Integração dos registros de espécimes georeferenciados de três coleções de peixe

Existem atualmente várias iniciativas para superação das barreiras descritas acima. Um exemplo é um esforço de pesquisa multi-institucional denominado The Species Analyst, desenvolvido como parte da rede de informação em biodiversidade norte-americana. The Species Analyst consiste em um servidor de informação de biodiversidade distribuído baseado na Internet que utiliza padrões de recuperação de informação baseadas no Z39.50 e HTTP/XML para integrar informação de diversos bancos de dados e plataformas computacionais heterogêneos. Essa informação integrada é então retornada aos usuários através Internet ou através de extensões a aplicações desktop como Microsoft Excel ou ESRI Arcview, que permitem consulta, visualização e recuperação de dados em vários formatos.

The Species Analyst atualmente fornece acesso a mais de 14 milhões de registros em 25 bancos de dados localizados em 19 instituições. Outros 31 milhões de registros estão comprometidos a participar, em 30 bancos de dados adicionais. The Species Analyst, portanto, conta com aproximadamente 50 milhões de registros de ocorrência de espécies, a maioria validada por espécimes em coleções científicas.

Como iniciativa européia, tem-se a ENHSIN (European Natural History Specimen Information Network) que conta atualmente 7 instituições. Seu projeto piloto integra atualmente 4 bancos de dados. Outras iniciativas nacionais, no México e na Austrália por exemplo, completam o cenário internacional em termos de infraestrutura para integração de dados sobre biodiversidade.

Ferramentas de Modelagem para Bioinformática Aplicada à Biodiversidade
O procedimento usado para converter dados primários na forma de pontos de ocorrência de espécies, em previsões contínuas de presença ou ausência numa determinada região geográfica é crítico ao sucesso dos produtos de biodiversidade.

O foco principal dos esforços de modelagem é o conceito de nicho ecológico fundamental de uma espécie.

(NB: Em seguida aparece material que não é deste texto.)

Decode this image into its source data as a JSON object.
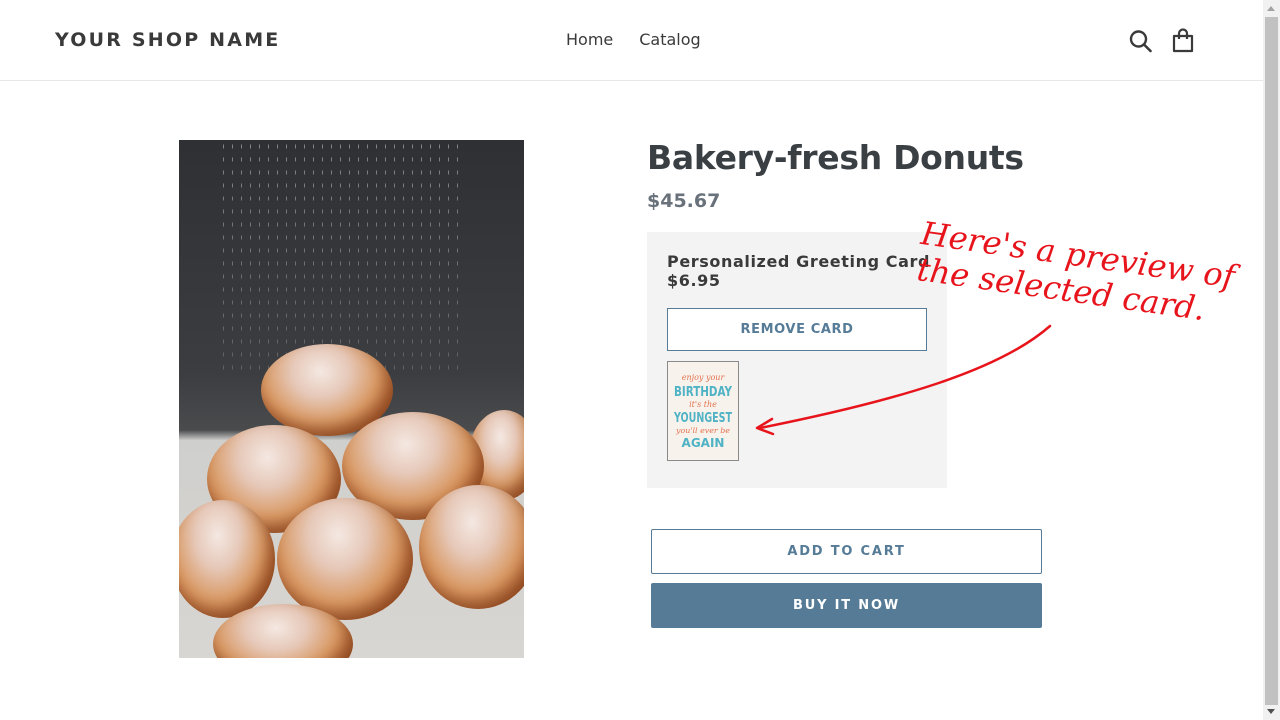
{
  "header": {
    "shop_name": "YOUR SHOP NAME",
    "nav": [
      {
        "label": "Home"
      },
      {
        "label": "Catalog"
      }
    ],
    "icons": {
      "search": "search-icon",
      "cart": "shopping-bag-icon"
    }
  },
  "product": {
    "title": "Bakery-fresh Donuts",
    "price": "$45.67",
    "image_alt": "Powdered sugar being sprinkled on a pile of donuts"
  },
  "greeting_card": {
    "name": "Personalized Greeting Card",
    "price": "$6.95",
    "remove_label": "REMOVE CARD",
    "preview_lines": [
      "enjoy your",
      "BIRTHDAY",
      "it's the",
      "YOUNGEST",
      "you'll ever be",
      "AGAIN"
    ]
  },
  "actions": {
    "add_to_cart": "ADD TO CART",
    "buy_now": "BUY IT NOW"
  },
  "annotation": {
    "line1": "Here's a preview of",
    "line2": "the selected card.",
    "color": "#e8141c"
  },
  "colors": {
    "accent": "#557b97",
    "card_box_bg": "#f3f3f3",
    "text": "#3a3a3a"
  }
}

Este pode ser definido como a combinação de condições ecológicas dentro das quais a espécie consegue manter populações.

No desenvolvimento de modelos que produzam a distribuição da previsão geográfica de espécies, dois tipos de erro podem ser cometidos: omissão e sobreprevisão. Omissão consiste em não considerar, na previsão, áreas realmente habitadas, enquanto que sobreprevisão representa incluir áreas que não são verdadeiramente habitadas. Embora algumas solução simples possam minimizar ambos tipos de erro (por exemplo, incluir o mapa inteiro como presença da espécie reduz a zero o erro de omissão; incluir apenas os pontos de ocorrência conhecidos reduz a zero o erro de sobreprevisão), um algorítimo ideal minimizaria ambos simultaneamente.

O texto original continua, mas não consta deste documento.